Berdasarkan kebijakan barunya, yang telah berkembang sejak serangan 11 September, militer AS dapat mengambil tindakan pencegahan, jika perlu, terhadap negara-negara yang menampung teroris yang memiliki senjata pemusnah massal.
Irak mungkin cocok dengan kriteria ini:
— Bush semakin curiga bahwa Saddam masih mendukung terorisme, meski sudah berulang kali diperingatkan sejak 9/11.
— Menteri Pertahanan Donald H. Rumsfeld baru-baru ini menolak klaim pemerintah Irak bahwa mereka tidak memiliki senjata nuklir, kimia atau biologi. “Mereka berbohong,” kata Rumsfeld.
Pandangan presiden terhadap Irak semakin mengeras sejak 11 September, ketika ia mengecam negara-negara yang menampung teroris namun tidak menyebutkan senjata pemusnah massal.
Pada 16 November, untuk pertama kalinya dia memperingatkan bahwa Osama bin Laden sedang mencari senjata kimia, biologi, dan nuklir.
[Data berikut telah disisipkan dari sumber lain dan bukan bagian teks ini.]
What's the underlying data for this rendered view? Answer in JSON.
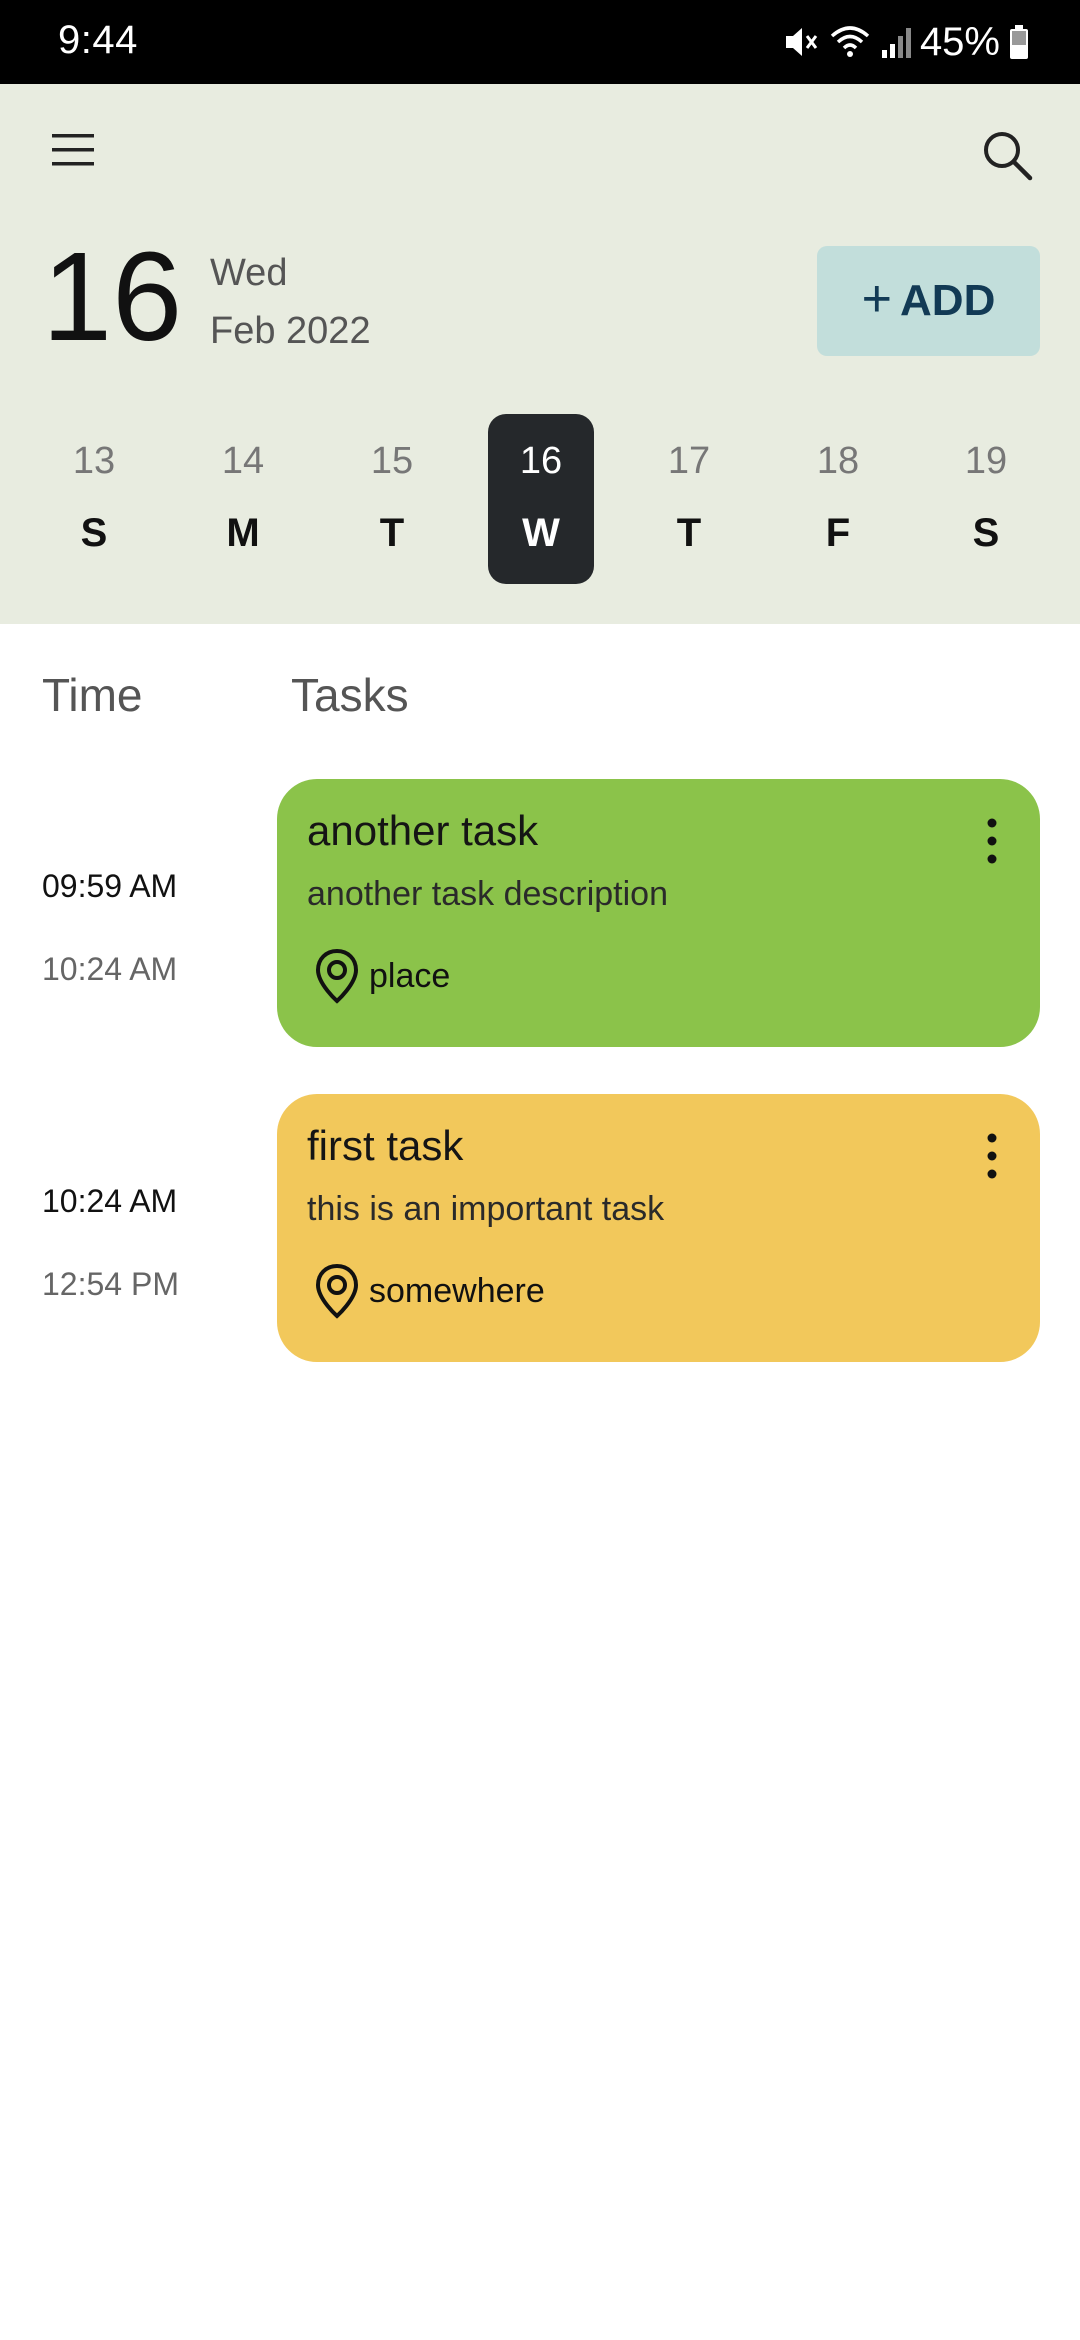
{
  "status_bar": {
    "time": "9:44",
    "battery": "45%",
    "icons": [
      "mute-icon",
      "wifi-icon",
      "signal-icon",
      "battery-icon"
    ]
  },
  "header": {
    "menu_icon": "menu-icon",
    "search_icon": "search-icon",
    "day_number": "16",
    "weekday": "Wed",
    "month_year": "Feb 2022",
    "add_label": "ADD",
    "add_icon": "+",
    "background": "#e8ece0",
    "add_background": "#c2dedb"
  },
  "week": [
    {
      "num": "13",
      "letter": "S",
      "selected": false
    },
    {
      "num": "14",
      "letter": "M",
      "selected": false
    },
    {
      "num": "15",
      "letter": "T",
      "selected": false
    },
    {
      "num": "16",
      "letter": "W",
      "selected": true
    },
    {
      "num": "17",
      "letter": "T",
      "selected": false
    },
    {
      "num": "18",
      "letter": "F",
      "selected": false
    },
    {
      "num": "19",
      "letter": "S",
      "selected": false
    }
  ],
  "columns": {
    "time_header": "Time",
    "tasks_header": "Tasks"
  },
  "tasks": [
    {
      "start": "09:59 AM",
      "end": "10:24 AM",
      "title": "another task",
      "description": "another task description",
      "location": "place",
      "color": "#8bc34a"
    },
    {
      "start": "10:24 AM",
      "end": "12:54 PM",
      "title": "first task",
      "description": "this is an important task",
      "location": "somewhere",
      "color": "#f2c85b"
    }
  ]
}
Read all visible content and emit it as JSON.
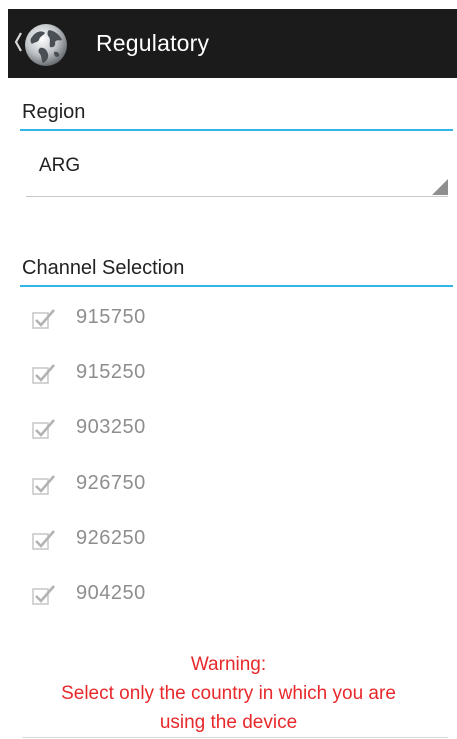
{
  "action_bar": {
    "title": "Regulatory",
    "background": "#1b1b1b"
  },
  "region": {
    "header": "Region",
    "selected": "ARG"
  },
  "channel_selection": {
    "header": "Channel Selection",
    "channels": [
      {
        "value": "915750",
        "checked": true,
        "enabled": false
      },
      {
        "value": "915250",
        "checked": true,
        "enabled": false
      },
      {
        "value": "903250",
        "checked": true,
        "enabled": false
      },
      {
        "value": "926750",
        "checked": true,
        "enabled": false
      },
      {
        "value": "926250",
        "checked": true,
        "enabled": false
      },
      {
        "value": "904250",
        "checked": true,
        "enabled": false
      }
    ]
  },
  "warning": {
    "line1": "Warning:",
    "line2": "Select only the country in which you are",
    "line3": "using the device"
  },
  "colors": {
    "accent": "#33b5e5",
    "warning": "#e8292b",
    "disabled_text": "#8e8e8e"
  }
}
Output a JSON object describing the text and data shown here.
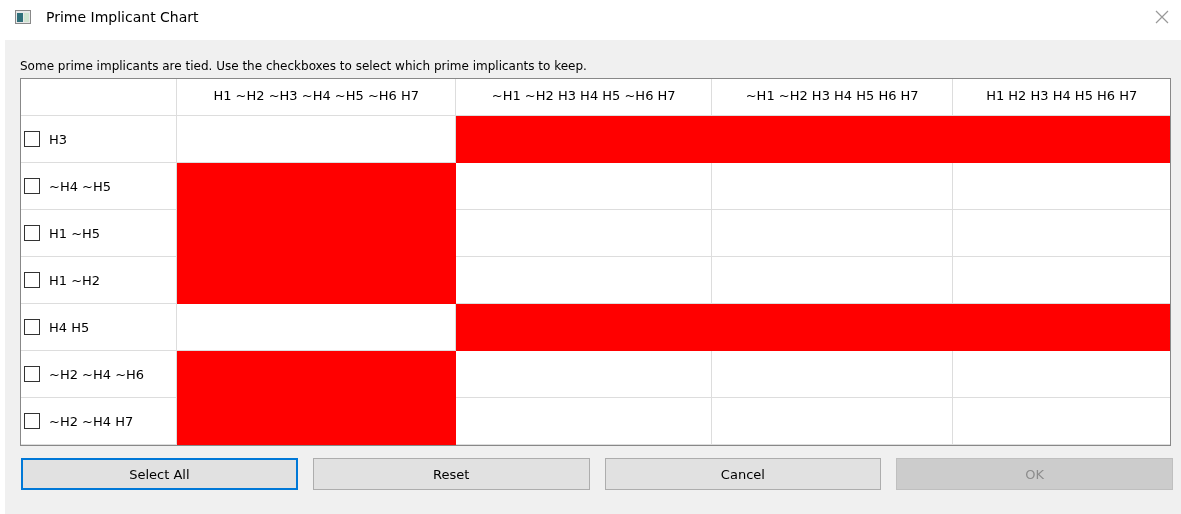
{
  "window": {
    "title": "Prime Implicant Chart"
  },
  "message": "Some prime implicants are tied. Use the checkboxes to select which prime implicants to keep.",
  "columns": [
    "H1 ~H2 ~H3 ~H4 ~H5 ~H6 H7",
    "~H1 ~H2 H3 H4 H5 ~H6 H7",
    "~H1 ~H2 H3 H4 H5 H6 H7",
    "H1 H2 H3 H4 H5 H6 H7"
  ],
  "rows": [
    {
      "label": "H3",
      "checked": false,
      "covers": [
        false,
        true,
        true,
        true
      ]
    },
    {
      "label": "~H4 ~H5",
      "checked": false,
      "covers": [
        true,
        false,
        false,
        false
      ]
    },
    {
      "label": "H1 ~H5",
      "checked": false,
      "covers": [
        true,
        false,
        false,
        false
      ]
    },
    {
      "label": "H1 ~H2",
      "checked": false,
      "covers": [
        true,
        false,
        false,
        false
      ]
    },
    {
      "label": "H4 H5",
      "checked": false,
      "covers": [
        false,
        true,
        true,
        true
      ]
    },
    {
      "label": "~H2 ~H4 ~H6",
      "checked": false,
      "covers": [
        true,
        false,
        false,
        false
      ]
    },
    {
      "label": "~H2 ~H4 H7",
      "checked": false,
      "covers": [
        true,
        false,
        false,
        false
      ]
    }
  ],
  "buttons": [
    {
      "label": "Select All",
      "focused": true,
      "disabled": false
    },
    {
      "label": "Reset",
      "focused": false,
      "disabled": false
    },
    {
      "label": "Cancel",
      "focused": false,
      "disabled": false
    },
    {
      "label": "OK",
      "focused": false,
      "disabled": true
    }
  ]
}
Dia diberitahu bahwa Al Qaeda dapat mengakses senjata tersebut melalui Pakistan.
Berita mengerikan ini dikatakan telah mengkristalkan pemikiran Bush bahwa kelompok teroris dan negara-negara nuklir adalah kombinasi yang mematikan.
Hal ini berujung pada pidato kenegaraan dan keluarnya Bush dari “poros kejahatan” – Irak, Iran dan Korea Utara.
Ketika dia berdiri di hadapan Kongres, dia memberikan petunjuk pertama tentang doktrinnya yang “serang dulu” dan, mungkin, rencananya untuk Irak.
“Saya tidak akan menunggu kejadian ketika bahaya mulai terjadi,” kata Bush.